SIAPA mengira sampah plastik yang biasanya dibuang begitu saja bisa memiliki nilai seni. Namun berkat kreativitas dan jeli melihat peluang sampah plastik, Samidjan mampu membuktikannya. Dia memanfaatkan sampah plastik bertekstur keras menjadi karakter wayang. Berkat kreasinya memanfaatkan limbah sampah itu dan keaktivannya di bank sampah dia diusulkan menjadi kandidat penerima penghargaan Kalpataru tingkat DIY.

Pemilihan limbah plastik sebagai bahan pembentuk karakter wayang, ditemukan Samidjan secara tidak sengaja. Saat tetangga rumah tengah membongkar rumah dan banyak limbah plastik yang akan dibuang dia pun mulai berpikir memanfaatkannya.

“Saat itu, ada lembar plastik bekas pagar rumah yang siap dibuang, dan saya berpikir, andai limbah itu saya bentuk menjadi karakter wayang, tentu akan lebih awet,” tutur Samidjan warga Karangwaru Lor, Kecamatan Tegalrejo itu belum lama ini.

Dia mulai memanfaatkan limbah plastik keras menjadi karakter wayang sejak tahun 2011. Sampah-sampah plastisk bertekstur keras dia bentuk menjadi berbagai tokoh wayang dengan beragam ukuran. Mulai dari gunungan sebagai pembuka pagelaran wayang hingga tokoh wayang raksasa.

Bahan baku wayang plastik itu dia daapatkan dari memungut sampah sehari-hari di lingkungan sekitar.
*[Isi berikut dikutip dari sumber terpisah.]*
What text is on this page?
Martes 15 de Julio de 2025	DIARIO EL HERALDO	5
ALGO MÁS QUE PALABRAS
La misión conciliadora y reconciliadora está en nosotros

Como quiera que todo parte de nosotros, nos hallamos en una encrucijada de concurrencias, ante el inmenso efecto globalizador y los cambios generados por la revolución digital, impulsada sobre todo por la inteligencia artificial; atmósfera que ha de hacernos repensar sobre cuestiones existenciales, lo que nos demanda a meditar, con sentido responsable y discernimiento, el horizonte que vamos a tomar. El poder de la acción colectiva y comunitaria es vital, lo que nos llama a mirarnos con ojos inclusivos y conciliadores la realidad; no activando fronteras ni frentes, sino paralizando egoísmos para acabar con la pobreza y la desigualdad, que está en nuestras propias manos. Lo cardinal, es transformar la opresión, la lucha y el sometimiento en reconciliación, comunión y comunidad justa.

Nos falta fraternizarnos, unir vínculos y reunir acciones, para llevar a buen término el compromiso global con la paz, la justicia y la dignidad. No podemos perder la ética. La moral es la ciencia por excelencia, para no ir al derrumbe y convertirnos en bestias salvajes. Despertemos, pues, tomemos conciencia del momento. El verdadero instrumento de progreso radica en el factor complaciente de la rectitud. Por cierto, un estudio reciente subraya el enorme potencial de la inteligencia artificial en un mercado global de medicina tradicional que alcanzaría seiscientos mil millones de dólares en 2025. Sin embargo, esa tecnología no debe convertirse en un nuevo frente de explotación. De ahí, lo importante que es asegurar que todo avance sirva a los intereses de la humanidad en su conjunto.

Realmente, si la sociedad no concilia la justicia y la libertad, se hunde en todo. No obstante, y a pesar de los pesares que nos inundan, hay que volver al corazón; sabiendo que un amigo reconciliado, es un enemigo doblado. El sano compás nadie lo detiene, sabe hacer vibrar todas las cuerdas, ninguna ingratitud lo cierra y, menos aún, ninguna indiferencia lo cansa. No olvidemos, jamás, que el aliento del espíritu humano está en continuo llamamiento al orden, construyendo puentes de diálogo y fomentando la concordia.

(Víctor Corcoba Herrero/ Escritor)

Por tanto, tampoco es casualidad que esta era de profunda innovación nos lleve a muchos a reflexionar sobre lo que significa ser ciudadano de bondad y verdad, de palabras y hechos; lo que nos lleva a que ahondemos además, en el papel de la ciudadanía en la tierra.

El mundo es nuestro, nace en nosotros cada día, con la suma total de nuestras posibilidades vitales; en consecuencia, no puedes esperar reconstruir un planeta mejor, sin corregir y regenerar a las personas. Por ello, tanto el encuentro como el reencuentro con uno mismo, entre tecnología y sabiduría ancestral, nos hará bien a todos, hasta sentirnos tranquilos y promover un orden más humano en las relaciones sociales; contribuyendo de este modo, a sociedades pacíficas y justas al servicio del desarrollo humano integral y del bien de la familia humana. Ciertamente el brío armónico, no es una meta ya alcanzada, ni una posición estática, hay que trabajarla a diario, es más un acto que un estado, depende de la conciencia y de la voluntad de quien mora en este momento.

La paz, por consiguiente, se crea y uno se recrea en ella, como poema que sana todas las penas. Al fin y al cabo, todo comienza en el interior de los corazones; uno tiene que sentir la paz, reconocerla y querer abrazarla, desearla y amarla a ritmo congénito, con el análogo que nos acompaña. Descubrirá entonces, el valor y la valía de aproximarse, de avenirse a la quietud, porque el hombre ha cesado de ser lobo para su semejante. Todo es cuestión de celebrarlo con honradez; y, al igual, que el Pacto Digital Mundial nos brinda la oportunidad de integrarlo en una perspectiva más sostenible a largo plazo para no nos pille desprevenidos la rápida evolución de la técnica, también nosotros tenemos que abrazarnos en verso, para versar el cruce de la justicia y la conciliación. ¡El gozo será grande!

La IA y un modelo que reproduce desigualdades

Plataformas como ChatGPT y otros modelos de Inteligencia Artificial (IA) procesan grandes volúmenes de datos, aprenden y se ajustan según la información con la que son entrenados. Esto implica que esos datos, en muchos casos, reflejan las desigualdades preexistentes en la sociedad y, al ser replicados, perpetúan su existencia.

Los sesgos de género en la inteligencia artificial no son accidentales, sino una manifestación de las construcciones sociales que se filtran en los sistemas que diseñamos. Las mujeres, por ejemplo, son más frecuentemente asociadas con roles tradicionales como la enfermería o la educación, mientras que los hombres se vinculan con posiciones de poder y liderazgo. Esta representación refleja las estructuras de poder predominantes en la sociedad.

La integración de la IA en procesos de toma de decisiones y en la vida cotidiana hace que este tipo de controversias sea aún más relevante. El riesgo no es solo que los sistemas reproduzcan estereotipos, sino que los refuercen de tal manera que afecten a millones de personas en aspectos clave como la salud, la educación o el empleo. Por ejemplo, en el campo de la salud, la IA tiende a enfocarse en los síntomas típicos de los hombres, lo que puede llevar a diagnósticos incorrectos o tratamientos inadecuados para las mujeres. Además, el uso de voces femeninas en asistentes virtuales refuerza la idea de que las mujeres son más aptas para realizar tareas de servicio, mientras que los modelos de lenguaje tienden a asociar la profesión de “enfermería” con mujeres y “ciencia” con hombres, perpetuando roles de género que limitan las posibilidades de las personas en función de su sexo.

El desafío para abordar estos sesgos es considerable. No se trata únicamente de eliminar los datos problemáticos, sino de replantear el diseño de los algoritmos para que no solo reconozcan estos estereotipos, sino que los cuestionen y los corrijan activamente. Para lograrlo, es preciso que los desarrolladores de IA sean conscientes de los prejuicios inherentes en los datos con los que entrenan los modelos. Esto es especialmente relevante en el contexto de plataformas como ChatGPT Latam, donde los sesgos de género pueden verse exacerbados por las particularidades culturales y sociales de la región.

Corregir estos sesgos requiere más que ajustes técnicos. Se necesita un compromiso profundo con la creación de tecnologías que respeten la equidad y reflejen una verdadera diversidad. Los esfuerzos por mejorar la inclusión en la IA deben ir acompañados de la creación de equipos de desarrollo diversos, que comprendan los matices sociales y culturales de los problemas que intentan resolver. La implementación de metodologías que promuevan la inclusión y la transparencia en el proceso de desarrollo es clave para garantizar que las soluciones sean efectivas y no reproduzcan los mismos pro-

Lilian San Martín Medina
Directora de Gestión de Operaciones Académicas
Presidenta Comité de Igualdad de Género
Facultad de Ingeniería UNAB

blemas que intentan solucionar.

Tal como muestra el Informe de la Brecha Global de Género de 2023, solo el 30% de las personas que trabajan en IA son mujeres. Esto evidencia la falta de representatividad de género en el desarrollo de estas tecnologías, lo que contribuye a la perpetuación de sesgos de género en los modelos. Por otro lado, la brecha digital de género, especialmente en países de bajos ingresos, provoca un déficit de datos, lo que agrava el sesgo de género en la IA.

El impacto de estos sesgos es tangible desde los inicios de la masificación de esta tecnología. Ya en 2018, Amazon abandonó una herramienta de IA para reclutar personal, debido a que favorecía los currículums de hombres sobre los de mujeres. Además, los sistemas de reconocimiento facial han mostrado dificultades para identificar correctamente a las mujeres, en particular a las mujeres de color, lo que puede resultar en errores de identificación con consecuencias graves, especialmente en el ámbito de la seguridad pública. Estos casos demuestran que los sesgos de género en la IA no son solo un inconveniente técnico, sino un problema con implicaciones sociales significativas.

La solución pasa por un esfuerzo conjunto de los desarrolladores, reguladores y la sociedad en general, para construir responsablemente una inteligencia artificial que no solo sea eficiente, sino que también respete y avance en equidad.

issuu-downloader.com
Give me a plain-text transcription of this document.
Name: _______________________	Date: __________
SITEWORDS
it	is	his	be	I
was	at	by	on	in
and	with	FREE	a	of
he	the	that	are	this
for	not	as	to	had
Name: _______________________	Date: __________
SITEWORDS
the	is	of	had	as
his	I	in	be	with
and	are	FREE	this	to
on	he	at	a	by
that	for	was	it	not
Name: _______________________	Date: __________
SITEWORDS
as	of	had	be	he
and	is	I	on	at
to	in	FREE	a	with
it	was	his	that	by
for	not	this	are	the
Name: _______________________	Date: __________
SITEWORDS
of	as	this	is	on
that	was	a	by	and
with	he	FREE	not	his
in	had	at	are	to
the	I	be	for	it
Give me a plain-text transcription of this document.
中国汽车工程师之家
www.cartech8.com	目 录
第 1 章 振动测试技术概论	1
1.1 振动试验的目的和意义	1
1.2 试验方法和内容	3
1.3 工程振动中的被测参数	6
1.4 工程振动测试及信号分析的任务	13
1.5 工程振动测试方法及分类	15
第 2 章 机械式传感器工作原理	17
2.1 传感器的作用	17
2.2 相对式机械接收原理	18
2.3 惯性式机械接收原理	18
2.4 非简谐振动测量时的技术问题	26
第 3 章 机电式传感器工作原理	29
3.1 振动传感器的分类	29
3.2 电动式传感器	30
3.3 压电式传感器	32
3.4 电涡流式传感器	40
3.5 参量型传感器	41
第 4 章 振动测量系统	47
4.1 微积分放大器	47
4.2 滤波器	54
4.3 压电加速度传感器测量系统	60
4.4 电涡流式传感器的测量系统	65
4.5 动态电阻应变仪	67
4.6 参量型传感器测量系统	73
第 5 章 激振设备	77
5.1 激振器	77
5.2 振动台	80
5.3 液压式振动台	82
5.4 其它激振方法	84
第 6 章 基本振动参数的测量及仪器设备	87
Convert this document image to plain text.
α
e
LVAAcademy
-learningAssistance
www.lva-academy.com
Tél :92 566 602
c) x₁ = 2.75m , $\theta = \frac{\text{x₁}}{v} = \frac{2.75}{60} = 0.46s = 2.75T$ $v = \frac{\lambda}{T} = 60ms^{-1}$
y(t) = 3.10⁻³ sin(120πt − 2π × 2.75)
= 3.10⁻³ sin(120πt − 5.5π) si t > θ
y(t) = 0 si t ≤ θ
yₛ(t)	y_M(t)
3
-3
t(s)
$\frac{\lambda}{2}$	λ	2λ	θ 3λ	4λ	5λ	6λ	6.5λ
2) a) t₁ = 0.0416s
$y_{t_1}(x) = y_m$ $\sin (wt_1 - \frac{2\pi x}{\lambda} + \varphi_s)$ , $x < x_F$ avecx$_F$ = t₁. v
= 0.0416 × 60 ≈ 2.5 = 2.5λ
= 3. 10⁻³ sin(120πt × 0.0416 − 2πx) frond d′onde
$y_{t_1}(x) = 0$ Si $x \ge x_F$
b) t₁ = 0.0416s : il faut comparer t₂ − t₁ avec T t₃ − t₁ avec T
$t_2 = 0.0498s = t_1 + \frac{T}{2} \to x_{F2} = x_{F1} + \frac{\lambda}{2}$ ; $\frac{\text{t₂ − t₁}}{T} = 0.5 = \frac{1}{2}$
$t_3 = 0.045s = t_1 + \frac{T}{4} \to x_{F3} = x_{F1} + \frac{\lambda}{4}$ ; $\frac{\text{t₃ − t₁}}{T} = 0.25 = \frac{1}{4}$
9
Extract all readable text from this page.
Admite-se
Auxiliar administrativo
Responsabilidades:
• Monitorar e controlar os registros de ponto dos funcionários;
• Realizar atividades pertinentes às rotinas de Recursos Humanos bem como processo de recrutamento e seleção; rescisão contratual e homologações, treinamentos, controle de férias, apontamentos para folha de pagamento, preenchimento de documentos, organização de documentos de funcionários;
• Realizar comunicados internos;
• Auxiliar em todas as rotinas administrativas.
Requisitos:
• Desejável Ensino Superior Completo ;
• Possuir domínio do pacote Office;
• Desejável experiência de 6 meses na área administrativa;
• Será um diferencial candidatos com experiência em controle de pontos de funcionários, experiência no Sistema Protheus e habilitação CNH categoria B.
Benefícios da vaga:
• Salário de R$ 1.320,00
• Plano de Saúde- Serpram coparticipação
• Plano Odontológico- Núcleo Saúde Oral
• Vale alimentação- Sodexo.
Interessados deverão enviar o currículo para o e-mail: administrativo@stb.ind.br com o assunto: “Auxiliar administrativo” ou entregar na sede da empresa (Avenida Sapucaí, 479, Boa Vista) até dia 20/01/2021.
Diakuinya upaya yang dilakukanny tidak akan menghentikan kerusakan lingkungan. Apalagi sampah plastik adalah sampah yang akan terurai dalam waktu lama,

“Saya sadar, kreasi wayang libah ini tidak akan menghentikan kerusakan lingkungan. Tapi setidaknya memperlambat kerusakan lingkungan yang terjadi akibat gaya hidup manusia modern,” ucap Samidjan yang juga aktif sebagai pengurus Bank Sampah di wilayah RT 01 Kelurahan Karangwaru.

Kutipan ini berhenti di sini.